Voices of Discontent Must Be Understood

Another very contentious neighborhood meeting last week brought out a gathering of residents, many of them angry and frustrated by noise, drunkenness, unruliness and all forms of behavior that impose upon the quality of life that most residents living in the North End deserve and demand.

There were a number of very unhappy residents describing their trials and tribulations at bar closing time. Some who live close to the action on Hanover Street and other streets where bars exist, described ruined lives, almost.

We know how they feel.

No one should have to put up with a crush of intoxicated patrons being pushed out onto our streets at closing time.

For those living next to bars or on top of them or a few feet away, it is understandable that frustration can build.

It is the duty and the responsibility of bar owners and restaurateurs to take a special interest in their immediate neighbors – their problems, their complaints, their anger and their predicament.

For better or worse, everyone living in this congested neighborhood must learn to live with everyone else coming here.

Obviously, the modern North End is a far different place from the rather sleepy neighborhood that existed here 50 years ago.

The North End rocks and bustles with business and life and a changing residential demographic. Everything about the place has changed or is in a state of change today.

There is no turning back the clock. There is no back to yesterday. There is no possibility of fencing the neighborhood in and keeping out tourists, shoppers and college students.

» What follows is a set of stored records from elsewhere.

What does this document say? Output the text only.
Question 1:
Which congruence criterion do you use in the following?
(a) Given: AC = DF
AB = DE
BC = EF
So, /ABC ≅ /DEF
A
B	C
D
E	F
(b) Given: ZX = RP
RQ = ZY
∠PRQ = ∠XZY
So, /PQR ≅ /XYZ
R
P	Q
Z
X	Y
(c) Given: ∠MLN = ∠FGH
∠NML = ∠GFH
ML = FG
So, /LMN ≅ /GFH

Everyone must learn to coexist and to live in peace with one another.

If drunkenness is a pervasive problem we are being overrun by – and we don’t think it is – then it must be dealt with to assuage those claiming to be most impacted by it.

However, we understand human nature.

Those who complain the loudest about their lives being ruined by the modern North End are only a tiny fraction of those living here, working here and enjoying life here.

For the most part, we believe, most North End residents enjoy a very positive, quiet, safe and unobstructed quality of life existence. Crime statistics prove this. The general consensus about life here held among the residents proves this.

The vast majority of men, women and children living here are untouched by anger, fits of frustration and exhortations of despair such as those heard at last week’s neighborhood meeting.

People want to move here and to live their lives here because living here is a privilege and these days, you have to pay a lot to have your own living space in the North End.

Forget about a parking space – but that’s another issue for another editorial.

Last week’s meeting proved more than anything else, that there are some very unhappy residents living close to the action in this neighborhood.

Their voices must be heard. Their narratives must be paid attention to.

Their plaintive pleas for relief from others who ruin their quality of life must somehow be solved or achieved or this neighborhood will remain a house divided.

In the immortal words of Abraham Lincoln: “A house divided cannot stand.”